Israelis protestors seeking revival of welfare state
JERUSALEM — The wave of protests sweeping Israel is about much more than the lack of affordable housing: It’s a grassroots demand for the major redistribution of the nation’s wealth.
In social terms, protesters are calling for a more caring government attuned to the needs of young, middle-class citizens who serve in the army, pay heavy taxes and provide the engine driving the country’s burgeoning economy.
In economic terms, it is a call for the reversal of nearly three decades of fiscal conservativism at the expense of social services such as education, health and welfare, as well as an appeal against eroding salaries and rising prices.
In other words, the protesters are demanding that today’s thriving free-market Israel use its wealth to create conditions for a restoration of at least some elements of the long-defunct Israeli welfare state.
As an estimated 150,000 people demonstrated Saturday night in 12 locations across the country, the central theme was a demand for “social justice.” To some, it was reminiscent of the students’ revolt in Paris in the late 1960s: an alliance of students, workers and, in the Israeli case, a large, financially strapped middle class of people mostly in their 20s and 30s demanding a new economic order.
But there were key differences: In the Israeli case, there was no violence.
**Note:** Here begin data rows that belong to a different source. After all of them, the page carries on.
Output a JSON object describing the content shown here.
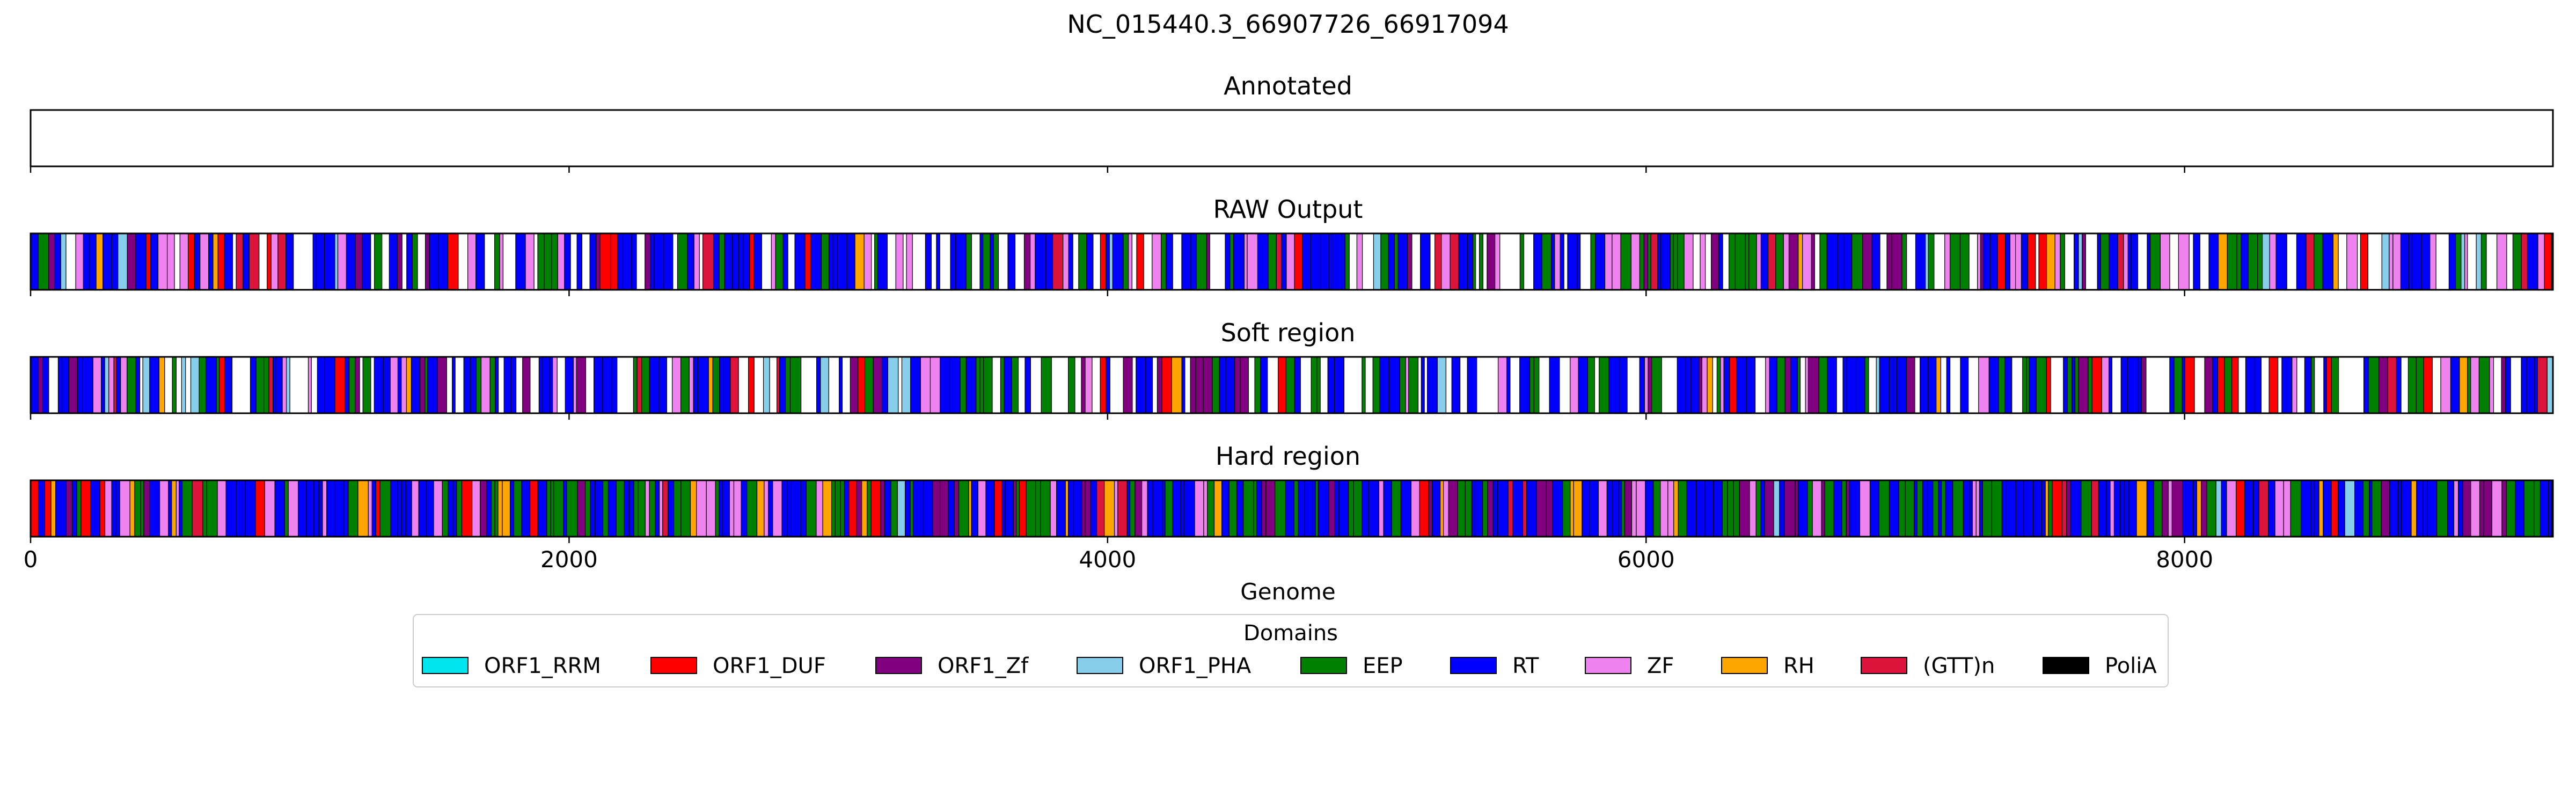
{
  "chart_data": {
    "type": "track",
    "title": "NC_015440.3_66907726_66917094",
    "xlabel": "Genome",
    "xlim": [
      0,
      9368
    ],
    "xticks": [
      0,
      2000,
      4000,
      6000,
      8000
    ],
    "tracks": [
      {
        "key": "annotated",
        "title": "Annotated",
        "segments": []
      },
      {
        "key": "raw",
        "title": "RAW Output",
        "density": 0.72,
        "mix": {
          "RT": 0.42,
          "EEP": 0.2,
          "ZF": 0.14,
          "ORF1_Zf": 0.1,
          "ORF1_DUF": 0.05,
          "ORF1_PHA": 0.04,
          "RH": 0.03,
          "(GTT)n": 0.02
        }
      },
      {
        "key": "soft",
        "title": "Soft region",
        "density": 0.72,
        "mix": {
          "RT": 0.42,
          "EEP": 0.2,
          "ZF": 0.14,
          "ORF1_Zf": 0.1,
          "ORF1_DUF": 0.05,
          "ORF1_PHA": 0.04,
          "RH": 0.03,
          "(GTT)n": 0.02
        }
      },
      {
        "key": "hard",
        "title": "Hard region",
        "density": 1.0,
        "mix": {
          "RT": 0.44,
          "EEP": 0.22,
          "ZF": 0.12,
          "ORF1_Zf": 0.1,
          "ORF1_DUF": 0.04,
          "RH": 0.04,
          "(GTT)n": 0.03,
          "ORF1_PHA": 0.01
        }
      }
    ],
    "legend": {
      "title": "Domains",
      "position": "bottom-center",
      "entries": [
        {
          "label": "ORF1_RRM",
          "color": "#00e5ee"
        },
        {
          "label": "ORF1_DUF",
          "color": "#ff0000"
        },
        {
          "label": "ORF1_Zf",
          "color": "#800080"
        },
        {
          "label": "ORF1_PHA",
          "color": "#87ceeb"
        },
        {
          "label": "EEP",
          "color": "#008000"
        },
        {
          "label": "RT",
          "color": "#0000ff"
        },
        {
          "label": "ZF",
          "color": "#ee82ee"
        },
        {
          "label": "RH",
          "color": "#ffa500"
        },
        {
          "label": "(GTT)n",
          "color": "#dc143c"
        },
        {
          "label": "PoliA",
          "color": "#000000"
        }
      ]
    }
  }
}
Instead, there was a veiled, largely unspoken threat: that if the government fails to act and middle-class people continue to struggle to make ends meet, many more of the best and brightest would leave for countries where there is no defense burden and it’s easier to make a living.
As the protests entered their third week, the great Israeli paradox loomed large: Never has the country been economically stronger, yet never have so many of its young people felt so frustrated at their own personal financial status.
The current situation is partly a result of a constitutional lacuna.
In the mid-1990s, a number of basic laws were passed — together they are eventually meant to form the basis of a constitution for Israel. One of the laws, on the dignity and freedom of man, enshrined property rights, but a balancing companion act on social rights continues to be held up. It would deal with issues like the right to housing, education, health and welfare, and set parameters of state responsibility for their provision.
The bill again is on the agenda, promoted by Meretz Knesset member Zahava Gal-On.
But the country’s current socioeconomic predicament goes much deeper than any law. It is the result of more than two decades of a virtually consistent small government economic policy.
The turning point came in 1985, with inflation running at over 450 percent per annum. It became clear that Israel could no longer afford to maintain the old-style, government-subsidized welfare state.
The economic stability plan introduced by then-Prime Minister Shimon Peres and then Finance Minister Yitzhak Modai entailed stringent cuts in government spending. With its dramatic success in saving the economy, the small government approach quickly became economic orthodoxy.
The economic buzzword in the 1990s was privatization, started by the Likud, taken on board by Labor and then accelerated by Benjamin Netanyahu. When he first became prime minister in 1996, Netanyahu spoke of a thin man, the private sector, tottering under the weight of a fat man, the public sector, and vowed to turn things around. Netanyahu had a strong ideological commitment to free market forces, privatizing government companies and outsourcing social services.
This meant the accelerated handover of services to the private sector that once were the sole preserve of government. It was accompanied by a weakening of trade unions and an overall erosion of working conditions and salaries.
The result? Owners and a select few mega-salaried executives became richer and the middle class relatively poorer. It also led to the rise of the Israeli tycoons, who controlled a great deal of the country’s wealth and power. Banks, energy companies, supermarket chains and media properties all were concentrated in the hands of a dozen or so billionaire families.
Netanyahu’s economic philosophy also entailed a reduction of corporate taxes. Big companies paid 5 percent to 20 percent income tax, while the middle class saw the prices of everything from food to cars to apartments rise considerably. The system produced impressive economic growth but left wealth in the hands of the few. The trickle-down effect, middle-class Israelis said, had failed to materialize.
The upshot was that by May 2010, Israel’s economy was robust enough for Israel to be admitted to the Organization for Economic Cooperation and Development — the exclusive club of the world’s strongest economies known as the OECD. But Israel also was the OECD member with the biggest gaps between rich and poor.
Some blame preferential spending on settlements in the West Bank for the lack of funds for social services in Israel. Others focus on welfare for the growing haredi Orthodox population in Israel. Still others point to the limited taxation of the tycoons — tax concessions nationwide are estimated at approximately $11 billion per year, about 11 percent of the national budget.